Lawsuits and alcohol impact zones target Whiteclay


A few bystanders stood on the fringe of a State Capitol news conference last week to hear about a lawsuit that aims to alleviate alcohol problems caused by beer sales in the unincorporated village of Whiteclay, Neb.

The lawsuit, filed on behalf of the Oglala Sioux Tribe by Omaha lawyer Tom White, goes after the global brewers, the Nebraska distributors and the Whiteclay stores that sell beer to a population truly devastated by alcohol.

Sen. LeRoy Louden was one of the bystanders. The senator ranches near Ellsworth, which isn’t all that far from Whiteclay, so he has seen how beer from four off-sales stores in the village streams straight north to the dry Pine Ridge Indian Reservation.

Louden has introduced a bill this session that would provide a tool that might help deal with the problems at Whiteclay.

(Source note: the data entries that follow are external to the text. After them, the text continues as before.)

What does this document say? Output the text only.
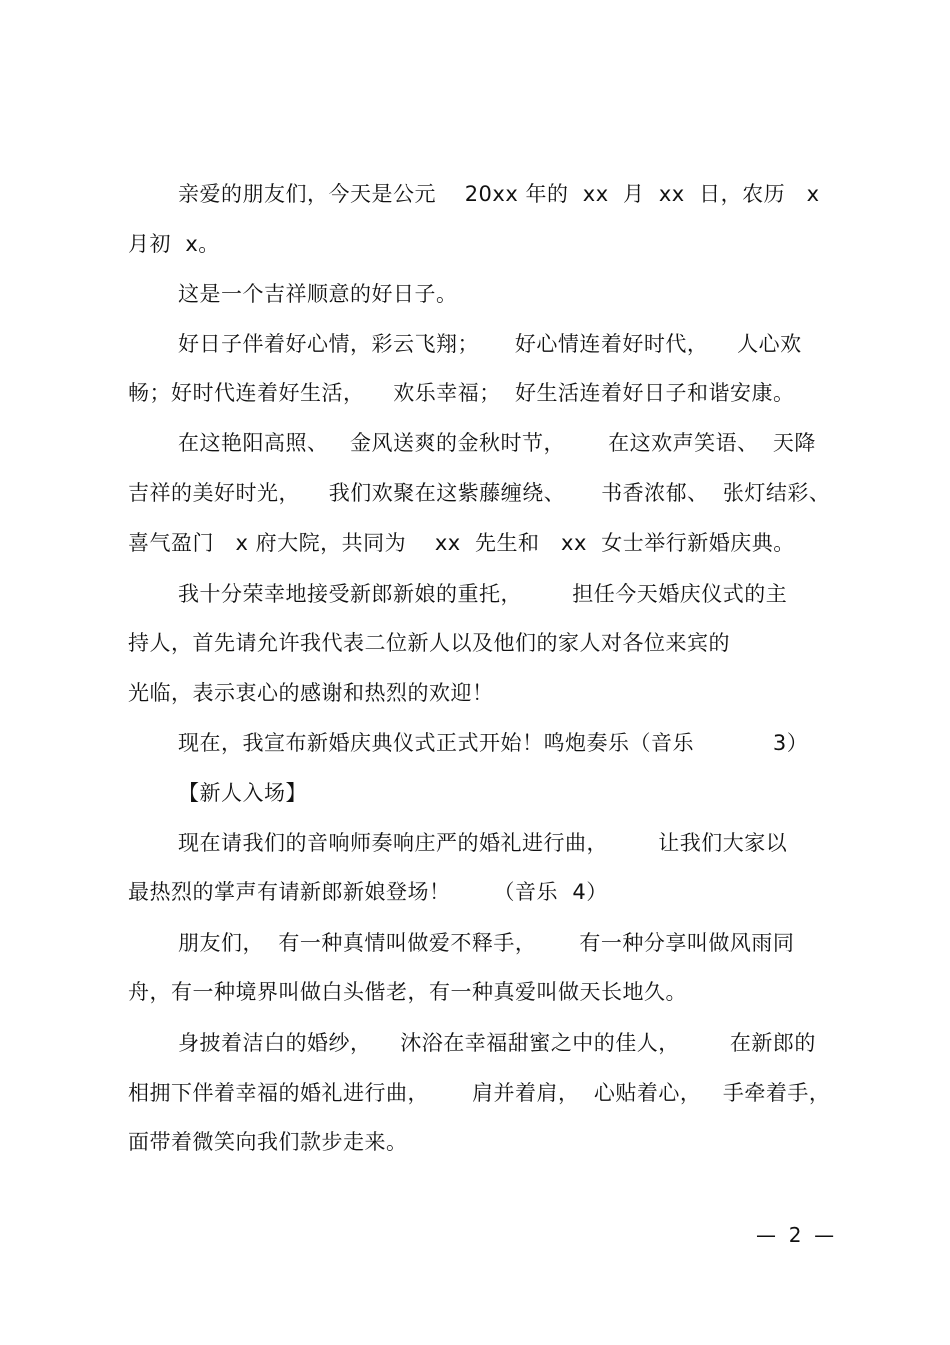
亲爱的朋友们，今天是公元    20xx 年的  xx  月  xx  日，农历   x
月初  x。
这是一个吉祥顺意的好日子。
好日子伴着好心情，彩云飞翔；     好心情连着好时代，    人心欢
畅；好时代连着好生活，    欢乐幸福；  好生活连着好日子和谐安康。
在这艳阳高照、   金风送爽的金秋时节，      在这欢声笑语、  天降
吉祥的美好时光，    我们欢聚在这紫藤缠绕、     书香浓郁、  张灯结彩、
喜气盈门   x 府大院，共同为    xx  先生和   xx  女士举行新婚庆典。
我十分荣幸地接受新郎新娘的重托，       担任今天婚庆仪式的主
持人，首先请允许我代表二位新人以及他们的家人对各位来宾的
光临，表示衷心的感谢和热烈的欢迎！
现在，我宣布新婚庆典仪式正式开始！鸣炮奏乐（音乐           3）
【新人入场】
现在请我们的音响师奏响庄严的婚礼进行曲，       让我们大家以
最热烈的掌声有请新郎新娘登场！      （音乐  4）
朋友们，  有一种真情叫做爱不释手，      有一种分享叫做风雨同
舟，有一种境界叫做白头偕老，有一种真爱叫做天长地久。
身披着洁白的婚纱，    沐浴在幸福甜蜜之中的佳人，       在新郎的
相拥下伴着幸福的婚礼进行曲，      肩并着肩，  心贴着心，   手牵着手，
面带着微笑向我们款步走来。
—  2  —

Legislative Bill 829 would create “alcohol impact zones,” which are areas plagued by public drunkenness or illegal activity tied to alcohol abuse.

The Nebraska Liquor Control Commission would create such zone at the request of local governments. If approved, the law would grant the commission broad power to place additional restrictions on liquor sales in the impact zone.

As reported by The World-Hearld’s Juan Perez Jr., the Omaha City Council voted recently to support Louden’s bill. No, you don’t have to drive all the way to Whiteclay to find neighborhoods ravaged by alcohol.

While Louden stopped short of saying he thinks White’s $500 million lawsuit is the right approach, he did say what’s going on in Whiteclay isn’t just a matter of personal responsiblity for those who buy the beer.

“Alcoholism is an addiction,” he said. “Alcoholism is a sickness and it needs to be treated as such.”